State which of the following numbers are irrational:

$\begin{matrix} \text{(i)} & 3-\sqrt{\dfrac{7}{25}}\\[1.5em] \text{(ii)} & -\dfrac{2}{3}+\sqrt[3]{2} \\[1.5em] \text{(iii)} & \dfrac{3}{\sqrt{3}} \\[1.5em] \text{(iv)} & -\dfrac{2}{7}\sqrt[3]{5} \\[1.5em] \text{(v)} & (2-\sqrt{3})(2+\sqrt{3}) \\[1.5em] \text{(vi)} & (3+\sqrt{5})^2 \\[1.5em] \text{(vii)} &(\dfrac{2}{5}\sqrt{7})^2 \\[1.5em] \text{(viii)} & (3-\sqrt{6})^2 \\[1.5em] \end{matrix}$

$\text{(i) } 3 - \sqrt{\dfrac{7}{25}} = 3 - \dfrac{\sqrt7}{(\sqrt{5 × 5})} = 3 - \dfrac{\sqrt7}{5}$

As , $3 - \dfrac{\sqrt{7}}{5}$ is an irrational number,

∴ $\bold{3 - \sqrt{\dfrac{7}{25}}}$ is also an irrational number.

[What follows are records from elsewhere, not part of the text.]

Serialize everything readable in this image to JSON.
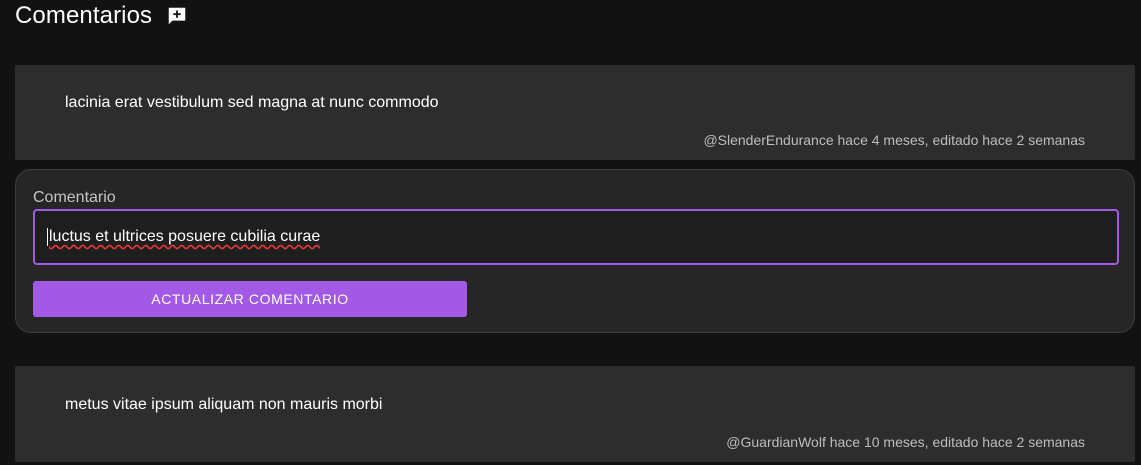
{
  "header": {
    "title": "Comentarios",
    "add_icon": "add-comment-icon"
  },
  "comments": [
    {
      "text": "lacinia erat vestibulum sed magna at nunc commodo",
      "meta": "@SlenderEndurance hace 4 meses, editado hace 2 semanas"
    },
    {
      "text": "metus vitae ipsum aliquam non mauris morbi",
      "meta": "@GuardianWolf hace 10 meses, editado hace 2 semanas"
    }
  ],
  "edit_form": {
    "label": "Comentario",
    "value": "luctus et ultrices posuere cubilia curae",
    "submit_label": "ACTUALIZAR COMENTARIO"
  },
  "colors": {
    "background": "#121212",
    "card": "#2d2d2d",
    "accent": "#a259e6"
  }
}
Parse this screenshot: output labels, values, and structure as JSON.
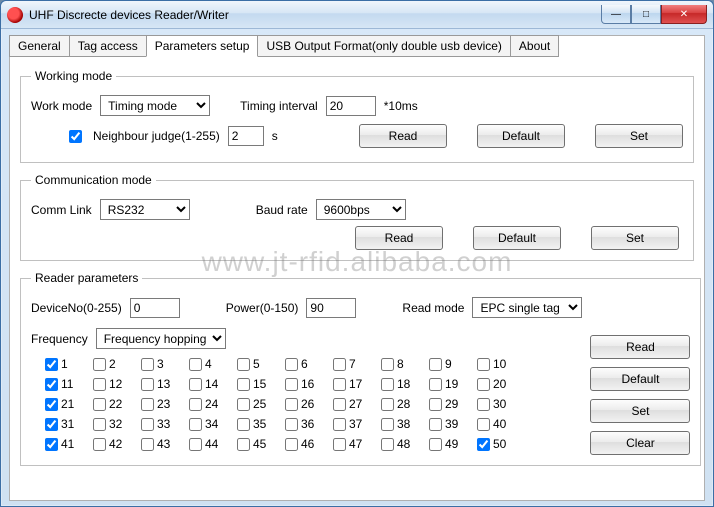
{
  "window": {
    "title": "UHF Discrecte devices Reader/Writer"
  },
  "tabs": {
    "general": "General",
    "tagaccess": "Tag access",
    "params": "Parameters setup",
    "usb": "USB Output Format(only double usb device)",
    "about": "About"
  },
  "working_mode": {
    "legend": "Working mode",
    "work_mode_label": "Work mode",
    "work_mode_value": "Timing mode",
    "timing_interval_label": "Timing interval",
    "timing_interval_value": "20",
    "timing_interval_suffix": "*10ms",
    "neighbour_label": "Neighbour judge(1-255)",
    "neighbour_value": "2",
    "neighbour_suffix": "s",
    "neighbour_checked": true,
    "btn_read": "Read",
    "btn_default": "Default",
    "btn_set": "Set"
  },
  "comm_mode": {
    "legend": "Communication mode",
    "comm_link_label": "Comm Link",
    "comm_link_value": "RS232",
    "baud_label": "Baud rate",
    "baud_value": "9600bps",
    "btn_read": "Read",
    "btn_default": "Default",
    "btn_set": "Set"
  },
  "reader_params": {
    "legend": "Reader parameters",
    "deviceno_label": "DeviceNo(0-255)",
    "deviceno_value": "0",
    "power_label": "Power(0-150)",
    "power_value": "90",
    "readmode_label": "Read mode",
    "readmode_value": "EPC single tag",
    "frequency_label": "Frequency",
    "frequency_value": "Frequency hopping",
    "btn_read": "Read",
    "btn_default": "Default",
    "btn_set": "Set",
    "btn_clear": "Clear",
    "freq_count": 50,
    "freq_checked": [
      1,
      11,
      21,
      31,
      41,
      50
    ]
  },
  "watermark": "www.jt-rfid.alibaba.com"
}
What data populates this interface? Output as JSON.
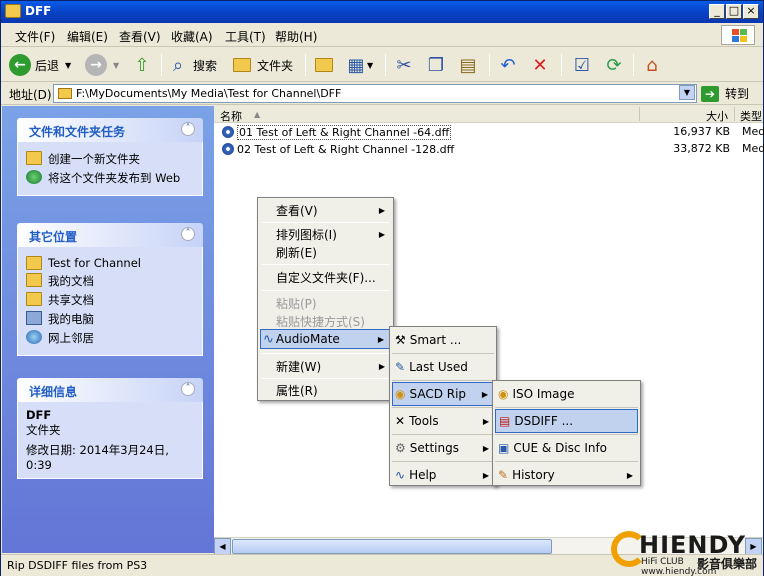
{
  "window": {
    "title": "DFF",
    "controls": [
      "_",
      "□",
      "×"
    ]
  },
  "menubar": {
    "items": [
      "文件(F)",
      "编辑(E)",
      "查看(V)",
      "收藏(A)",
      "工具(T)",
      "帮助(H)"
    ]
  },
  "toolbar": {
    "back_label": "后退",
    "search_label": "搜索",
    "folders_label": "文件夹"
  },
  "address": {
    "label": "地址(D)",
    "path": "F:\\MyDocuments\\My Media\\Test for Channel\\DFF",
    "go_label": "转到"
  },
  "sidebar": {
    "tasks": {
      "title": "文件和文件夹任务",
      "items": [
        "创建一个新文件夹",
        "将这个文件夹发布到 Web"
      ]
    },
    "places": {
      "title": "其它位置",
      "items": [
        "Test for Channel",
        "我的文档",
        "共享文档",
        "我的电脑",
        "网上邻居"
      ]
    },
    "details": {
      "title": "详细信息",
      "name": "DFF",
      "type": "文件夹",
      "modified": "修改日期: 2014年3月24日, 0:39"
    }
  },
  "filelist": {
    "columns": {
      "name": "名称",
      "size": "大小",
      "type": "类型"
    },
    "rows": [
      {
        "name": "01 Test of Left & Right Channel -64.dff",
        "size": "16,937 KB",
        "type": "Med"
      },
      {
        "name": "02 Test of Left & Right Channel -128.dff",
        "size": "33,872 KB",
        "type": "Med"
      }
    ]
  },
  "context_menu": {
    "items": [
      "查看(V)",
      "排列图标(I)",
      "刷新(E)",
      "自定义文件夹(F)...",
      "粘贴(P)",
      "粘贴快捷方式(S)",
      "AudioMate",
      "新建(W)",
      "属性(R)"
    ]
  },
  "audiomate_menu": {
    "items": [
      "Smart ...",
      "Last Used",
      "SACD Rip",
      "Tools",
      "Settings",
      "Help"
    ]
  },
  "sacd_menu": {
    "items": [
      "ISO Image",
      "DSDIFF ...",
      "CUE & Disc Info",
      "History"
    ]
  },
  "status": {
    "text": "Rip DSDIFF files from PS3"
  },
  "watermark": {
    "brand": "HIENDY",
    "sub": "HiFi CLUB  www.hiendy.com",
    "cn": "影音俱樂部"
  }
}
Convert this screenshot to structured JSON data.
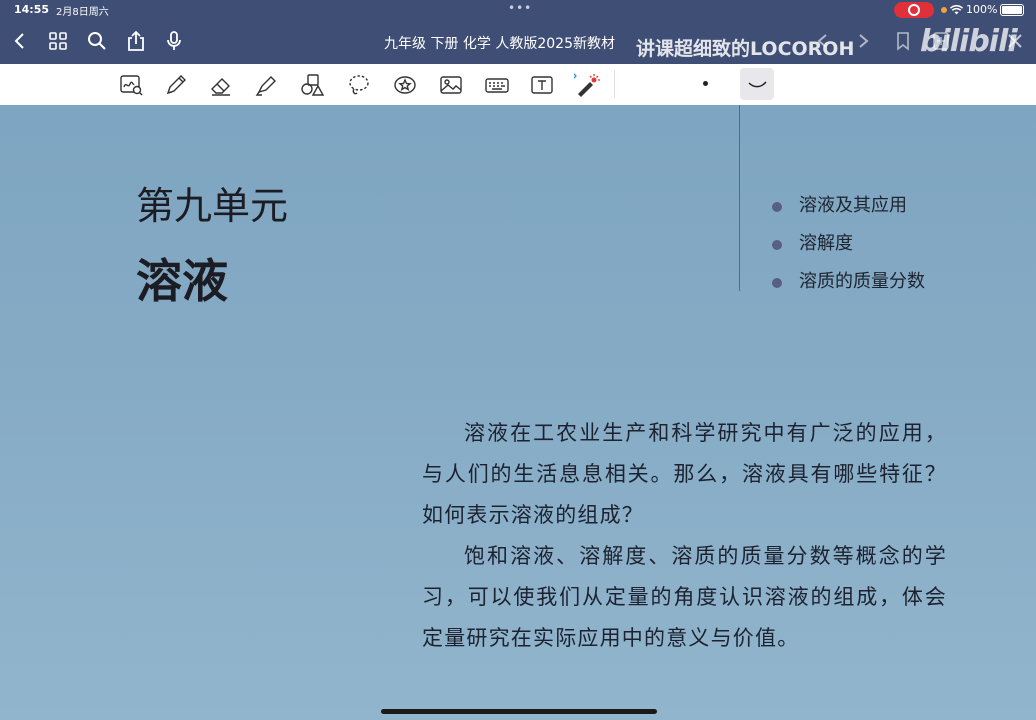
{
  "status_bar": {
    "time": "14:55",
    "date": "2月8日周六",
    "multitask": "•••",
    "battery": "100%"
  },
  "header": {
    "document_title": "九年级 下册 化学 人教版2025新教材",
    "watermark": "讲课超细致的LOCOROH",
    "logo_text": "bilibili",
    "nav_icons": [
      "back-chevron-icon",
      "grid-icon",
      "search-icon",
      "share-icon",
      "microphone-icon",
      "undo-icon",
      "redo-icon",
      "bookmark-icon",
      "add-page-icon",
      "close-icon"
    ]
  },
  "toolbar": {
    "tools": [
      "handwriting-zoom-icon",
      "pen-icon",
      "eraser-icon",
      "highlighter-icon",
      "shapes-icon",
      "lasso-icon",
      "sticker-icon",
      "image-icon",
      "keyboard-icon",
      "text-box-icon",
      "laser-pointer-icon"
    ],
    "pen_options": [
      "dot-pen-icon",
      "curve-pen-icon"
    ]
  },
  "page": {
    "unit_number": "第九单元",
    "unit_title": "溶液",
    "topics": [
      "溶液及其应用",
      "溶解度",
      "溶质的质量分数"
    ],
    "intro_paragraphs": [
      "溶液在工农业生产和科学研究中有广泛的应用，与人们的生活息息相关。那么，溶液具有哪些特征？如何表示溶液的组成？",
      "饱和溶液、溶解度、溶质的质量分数等概念的学习，可以使我们从定量的角度认识溶液的组成，体会定量研究在实际应用中的意义与价值。"
    ]
  },
  "colors": {
    "header_bg": "#3f4e74",
    "page_bg": "#86abc5",
    "bullet": "#575f86",
    "record": "#e0303a"
  }
}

$\text{(ii) } -\dfrac{2}{3} + \sqrt[3]{2}$

Here, 2 is not perfect cube

∴ $-\dfrac{2}{3} + \sqrt[3]{2}$ is an irrational number.

$\text{(iii) } \dfrac{3}{\sqrt{3}} = \dfrac{3}{\sqrt{3}} × \dfrac{\sqrt{3}}{\sqrt{3}} = \dfrac{3\sqrt{3}}{3} = \sqrt{3}$

As, $\sqrt{3}$ is an irrational number.

∴ $\dfrac{3}{\sqrt{3}}$ is an irrational number.

$\text{(iv) } -\dfrac{2}{7}\sqrt[3]{5}$

Here, 5 is not perfect cube

∴ $-\dfrac{2}{7}\sqrt[3]{5}$ is an irrational number.

$\text{(v) } (2-\sqrt{3})(2+\sqrt{3})$

Using identity : $(a + b)(a - b) = a^2 - b^2$

$(2-\sqrt{3})(2+\sqrt{3}) = 2^2 - (\sqrt3)^2 = 4 - 3 = 1$

Hence , $(2-\sqrt{3})(2+\sqrt{3})$ is a rational number.

$\text{(vi) }(3 + \sqrt{5})^2$

Using identity : (a + b)² = a² + 2ab + b²

$(3 + \sqrt{5})^2 = 3^2 + 2 × 3 × \sqrt{5} + (\sqrt{5})^2 \\[1.5em] = 9 + 6\sqrt{5} + 5 \\[1.5em] = 9 + 5 + 6\sqrt{5} \\[1.5em] = 14 + 6\sqrt{5}$

As, 14 + $6\sqrt{5}$ is an irrational number

∴ $(3+\sqrt{5})^2$ is an irrational number.

$\text{(vii) } \Big(\dfrac{2}{5}\sqrt{7}\Big)^2$

$\Big(\dfrac{2}{5}\sqrt{7}\Big)^2 = \dfrac{2}{5}\sqrt{7} × \dfrac{2}{5}\sqrt{7} \\[1.5em] = \dfrac{4}{25} × (\sqrt7)^2 \\[1.5em] = \dfrac{4}{25} × 7 \\[1.5em] = \dfrac{28}{25}$

As, $\dfrac{28}{25}$ is a rational number,

∴ $(\dfrac{2}{5}\sqrt{7})^2$ is a rational number.

$\text{(viii) } (3 - \sqrt{6})^2$

Using identity : (a + b)² = a² + 2ab + b²

$(3 - \sqrt{6})^2 = 3^2 - 2 × 3 × \sqrt{6} + (\sqrt{6})^2 \\[1.5em] = 9 - 6\sqrt{6} + 6 \\[1.5em] = 9 + 6 - 6\sqrt{6} \\[1.5em] = 15 - 6\sqrt{6}$

As, 15 - $6\sqrt{6}$ is an irrational number.

∴ $(3 - \sqrt{6})^2$ is an irrational number.